Commands that need to be run as root you can run via "sudo". I often
run process accounting which tracks all commands run. Tripwire may be
useful to track changed configuration files.
TROUBLESHOOTING
To debug a configuration file the following options are useful:
ps-watcher --log --nodaemon --sleep -1 --debug 2 *config-file*
For even more information and control try running the above under the
perl debugger, e.g.
perl -d ps-watcher --log --nodaemon --sleep -1 --debug 2 *config-file*
BUGS
Well, some of these are not so much a bug in ps-watcher so much as a
challenge to getting ps-watcher to do what you want it to do.
One common problem people run in into is understanding exactly what the
process variables mean. The manual page ps(1) should be of help, but
I’ve found some of the descriptions either a bit vague or just plain
lacking.
Sometimes one will see this error message when debug tracing is turned
on:
** debug ** Something wrong getting ps variables
This just means that the process died between the time ps-watcher first
saw the existence of the process and the time that it queried
variables.
SEE ALSO
See also ps(1) and syslogd(8).
Another cool program doing ps-like things is "xps". Well okay, it’s
another program I distributed. It shows the process tree dynamically
updated using X Motif and tries to display the output "attractively"
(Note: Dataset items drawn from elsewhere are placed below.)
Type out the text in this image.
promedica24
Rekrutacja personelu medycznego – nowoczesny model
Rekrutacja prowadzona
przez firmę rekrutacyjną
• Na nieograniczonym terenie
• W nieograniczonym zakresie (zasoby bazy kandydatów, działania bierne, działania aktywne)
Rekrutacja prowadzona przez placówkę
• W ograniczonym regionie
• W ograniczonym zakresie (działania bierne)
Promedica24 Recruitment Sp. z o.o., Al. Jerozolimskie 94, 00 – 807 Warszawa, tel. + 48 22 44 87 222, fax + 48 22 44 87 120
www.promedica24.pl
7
but fast. You can the find the homepage at
<http://motif-pstree.sourceforge.net> and it download via
<http://prdownloads.sourceforge.net/motif-pstree?sort_by=date&sort=desc>
AUTHOR
Rocky Bernstein (rocky@gnu.org)
COPYRIGHT
Copyright (C) 2000, 2002, 2003, 2004, 2005, 2006, 2008
Rocky Bernstein, email: rocky@gnu.org.
This program is free software; you can redistribute it and/or modify
it under the terms of the GNU General Public License as published by
the Free Software Foundation; either version 2 of the License, or
(at your option) any later version.
This program is distributed in the hope that it will be useful,
but WITHOUT ANY WARRANTY; without even the implied warranty of
MERCHANTABILITY or FITNESS FOR A PARTICULAR PURPOSE. See the
GNU General Public License for more details.
You should have received a copy of the GNU General Public License
along with this program; if not, write to the Free Software
Foundation, Inc., 675 Mass Ave, Cambridge, MA 02139, USA.